Скорее всего, записи в «Повести временных лет», относя­щиеся к IX в., – это легенды. Даты, которые проставлены в ле­тописи, появились позднее, и сегодня трудно определить, от­куда взялись сами даты, ведь языческий мир время исчислял поколениями. Следы такого исчисления – поколениями – просматриваются в «Повести временных лет», по крайней мере, до второй половины XI в.Сами же летописные даты, име­ют, естественно, христианское происхождение и ведут лето­счисление от момента Сотворения мира. Но при этом следует иметь в виду, что в православном христианском мире существо­вало несколько версий хронологии – космических эр, каждая из которых по-разному отсчитывала дату Рождества Христова от Сотворения мира: антиохийская эра - 5500 лет от Сотворения мира; старовизантийская эра - 5504 года от Сотворения мира; константинопольская эра - 5508 лет от Сотворения мира, бол­гарская эра – 5511 лет. И, что важно, все эти космические эры мы находим в «Повести временных лет», что является лишним доказательством «сводного» характера самой этой летописи – разными эрами пользовались разные летописцы.

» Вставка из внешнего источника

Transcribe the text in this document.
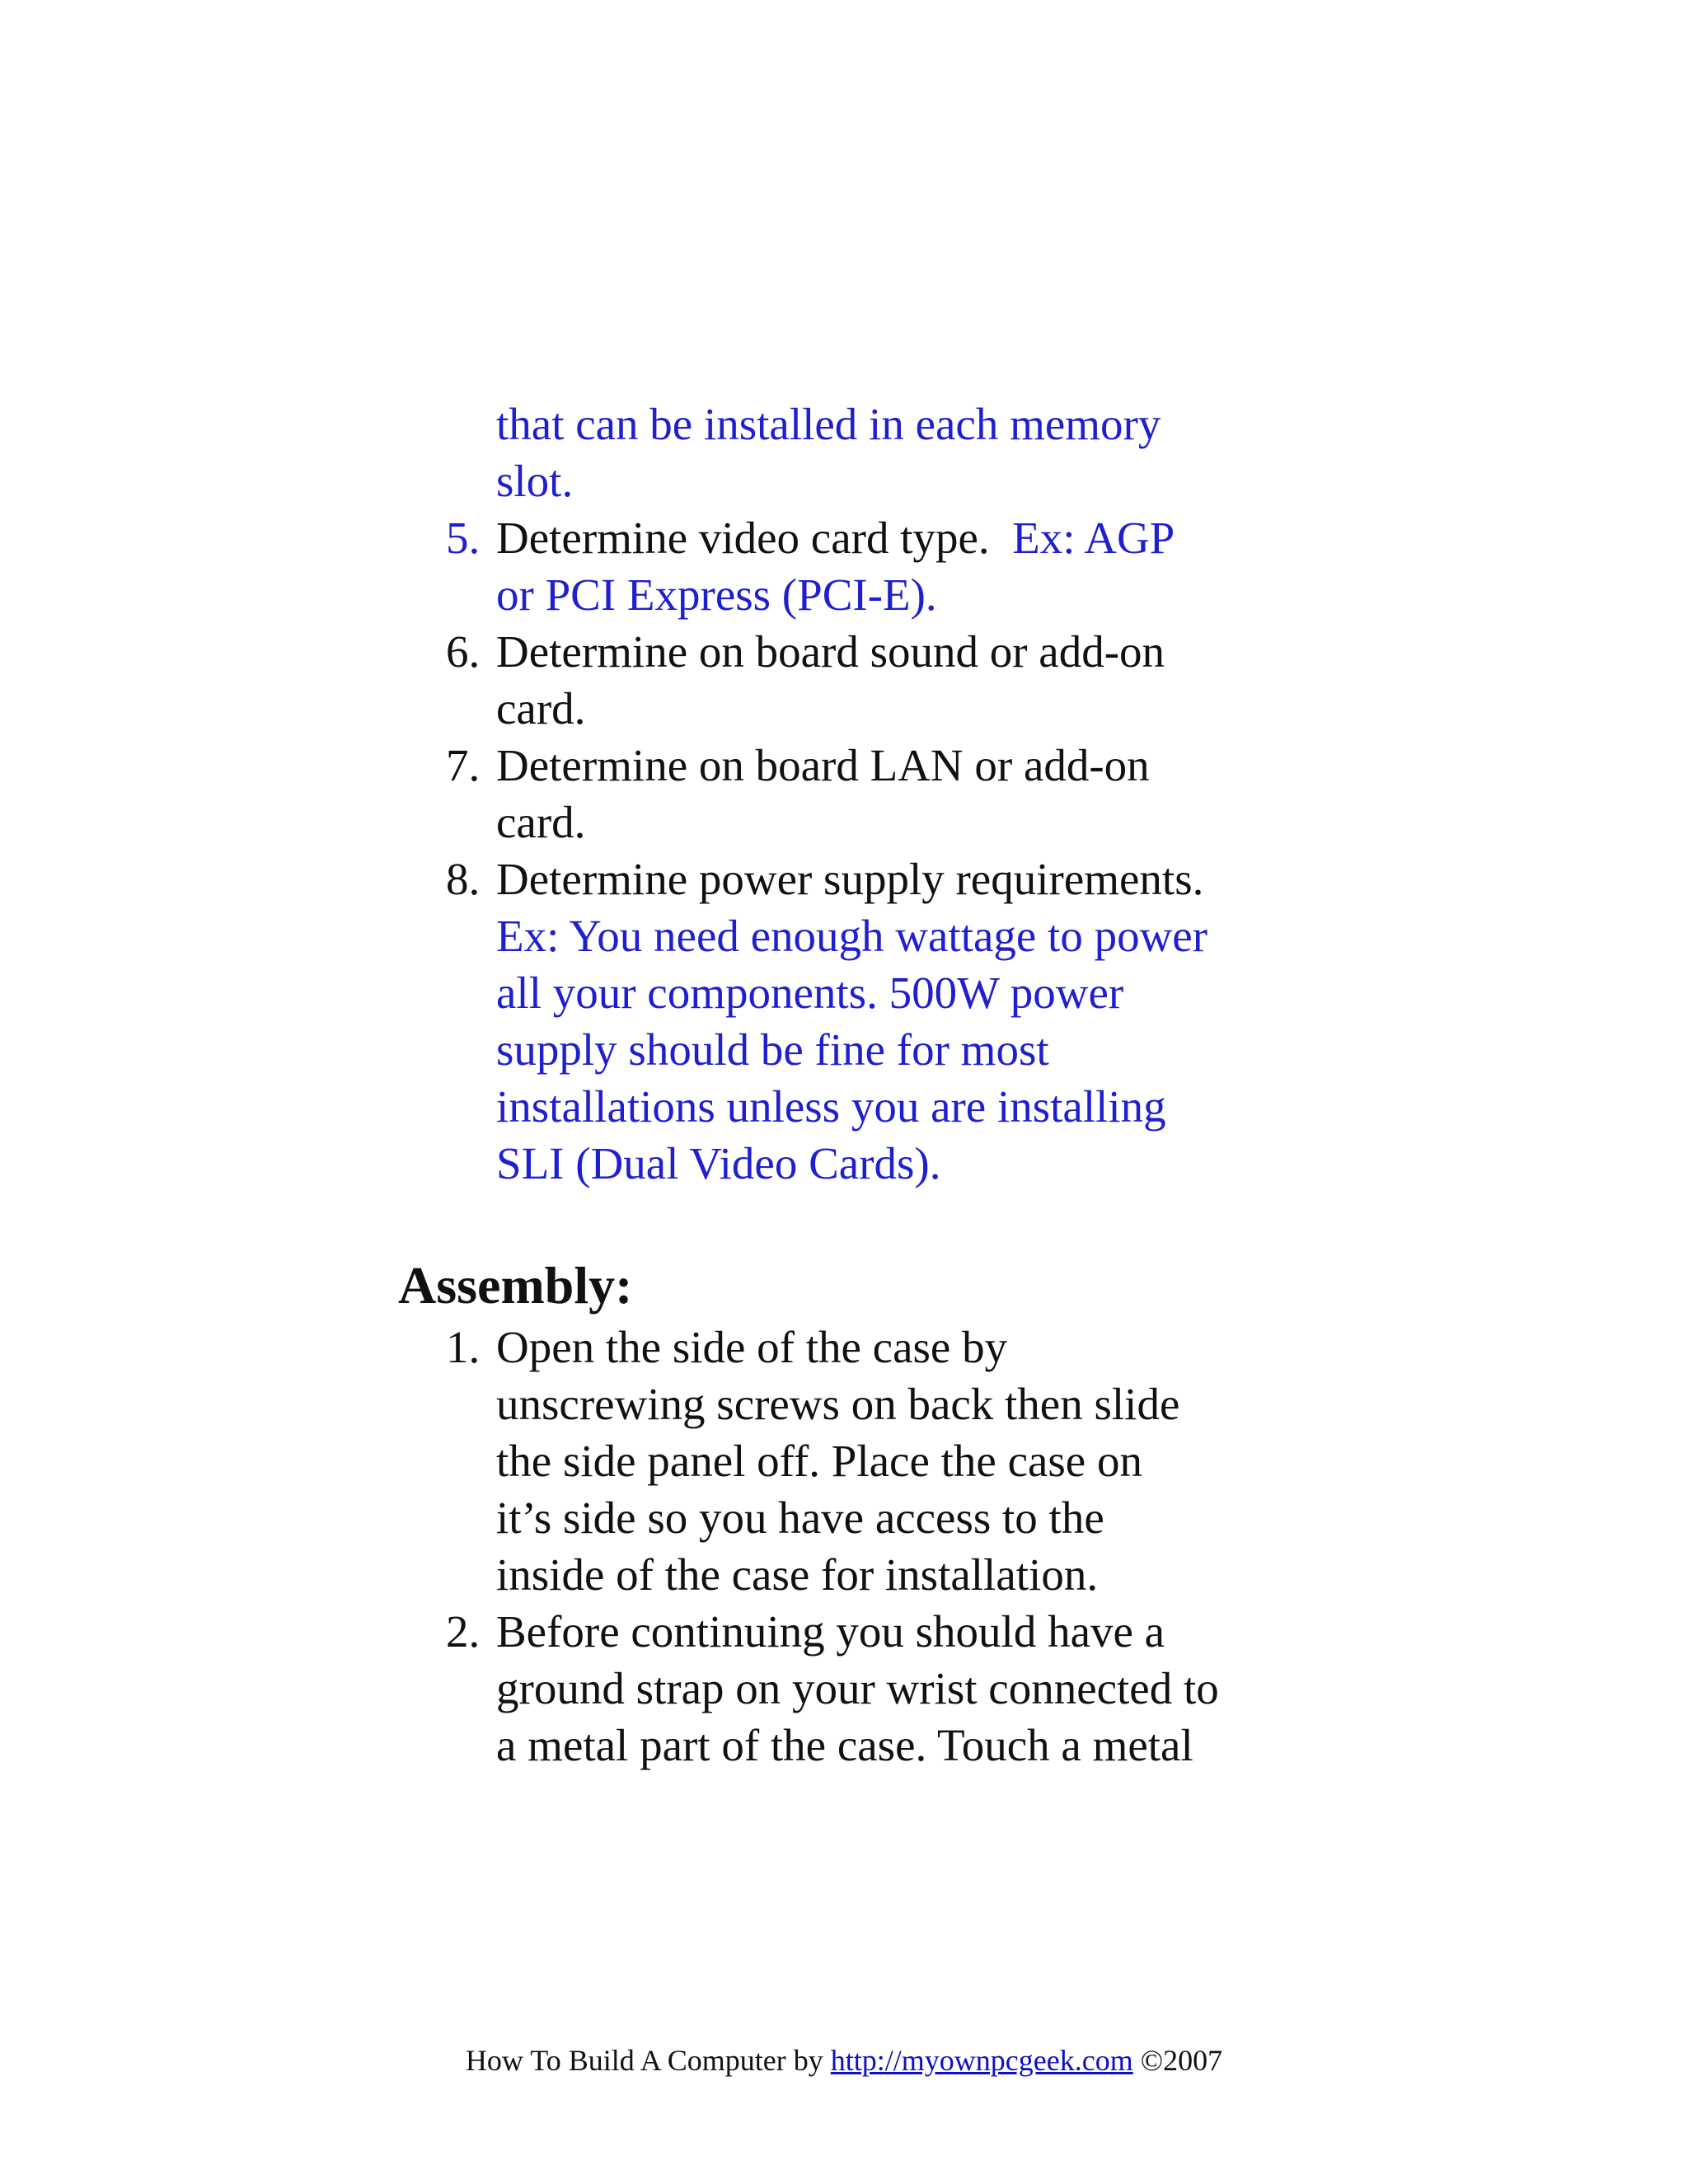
that can be installed in each memory
slot.
5. Determine video card type. Ex: AGP
or PCI Express (PCI-E).
6. Determine on board sound or add-on
card.
7. Determine on board LAN or add-on
card.
8. Determine power supply requirements.
Ex: You need enough wattage to power
all your components. 500W power
supply should be fine for most
installations unless you are installing
SLI (Dual Video Cards).
Assembly:
1. Open the side of the case by
unscrewing screws on back then slide
the side panel off. Place the case on
it’s side so you have access to the
inside of the case for installation.
2. Before continuing you should have a
ground strap on your wrist connected to
a metal part of the case. Touch a metal
How To Build A Computer by http://myownpcgeek.com ©2007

Летописные даты IX в. – результат каких-то расчетов, дос­товерность которых пока весьма сомнительна. Летописец, впервые вводивший хронологию в недатированные тексты «Повести временных лет», ориентировался на византийскую хронологию. В его распоряжении были данные о числе лет правления князей (такой вид счисления сохранялся и в Византии наряду с «индиктным счетом» – 15-летние периоды, как его вариантом).

Скажем, первая дата 6360 г., под которой приводится первое упоминание неких русов в византийских хрониках, приурочен­ное к началу правления византийского императора Михаила. Эта дата вызвала многочисленные недоумения историков, ведь если брать константинопольскую эру, то в итоге получается 852 г. (6360 - 5508 = 852). Но достоверно известно, что Михаил начал царствовать в 856 г. Противоречие разрешается, если признать, что дата 6360 г. сделана по старовизантийской (а не по кон­стантинопольской) эре и в пересчете на нынешнее летосчисле­ние от Рождества Христова дает нам 856 г.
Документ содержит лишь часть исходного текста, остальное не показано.